Back
Legal

Landmark ground (f) case heading to Supreme Court

One of the most discussed cases of 2017 is heading to the Supreme Court, raising the question of what intention a landlord is required to show in order to refuse a new lease on grounds of redevelopment plans.

The court has granted permission to appeal in S Franses v Cavendish Hotel (London) Ltd [2017] EWHC 1670 (QB); [2017] PLSCS 145, a case that raises profound issues in relation to the proper operation of ground (f) of section 30(1) of the Landlord and Tenant Act 1954.

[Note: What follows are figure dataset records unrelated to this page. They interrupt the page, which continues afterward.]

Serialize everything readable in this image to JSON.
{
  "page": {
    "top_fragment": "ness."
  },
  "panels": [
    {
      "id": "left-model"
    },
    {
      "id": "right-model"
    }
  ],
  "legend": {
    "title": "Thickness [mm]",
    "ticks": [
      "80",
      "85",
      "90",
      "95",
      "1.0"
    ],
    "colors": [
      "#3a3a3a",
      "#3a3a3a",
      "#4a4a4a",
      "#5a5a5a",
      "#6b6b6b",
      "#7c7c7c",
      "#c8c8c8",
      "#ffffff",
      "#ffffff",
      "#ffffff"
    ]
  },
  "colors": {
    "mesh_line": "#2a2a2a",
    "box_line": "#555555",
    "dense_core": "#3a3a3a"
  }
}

A landlord is entitled to refuse a new lease under ground (f) if it “intends to demolish or reconstruct the premises comprised in the holding or a substantial part of those premises or to carry out substantial work or construction on the holding or part thereof and that he could not reasonably do so without obtaining possession of the holding”.

The case involves a dispute between landlord the Cavendish Hotel at Jermyn Street, London W1, and its tenant of premises at 80 Jermyn Street, which carries on business as a textile dealership and consultancy, specialising in antique tapestries and textile art.

The tenant applied under the 1954 Act for a new tenancy, but this was dismissed on the basis that the landlord had made out its ground of opposition under section 30(1)(f).

At the High Court, Jay J sided with the landlord, finding that the requisite intention under ground (f) was demonstrated, even though the evidence was that the landlord’s motive for redevelopment was to get rid of the tenant.

Following that decision, Benjamin Faulkner of Wilberforce Chambers, who acted as junior counsel for the tenant, said that “opinion is divided” on the significance of the case: “Some practitioners consider it entirely unremarkable; others view it as the end of the Landlord and Tenant Act 1954 as we know it.”

He added: “If this case stands, advice to landlords in ground (f) cases is likely to change dramatically. For the first time there is clear authority that the landlord’s underlying motive of wanting to be rid of its tenant is irrelevant. Confident in that knowledge, landlords will no longer feel that they ought to justify the works by reference to the benefits they will bring. Instead, they will frankly say that they just want rid of the tenant and have been advised that the scheme of works ought to do the trick.”

Now though, the decision will come under challenge at the Supreme Court.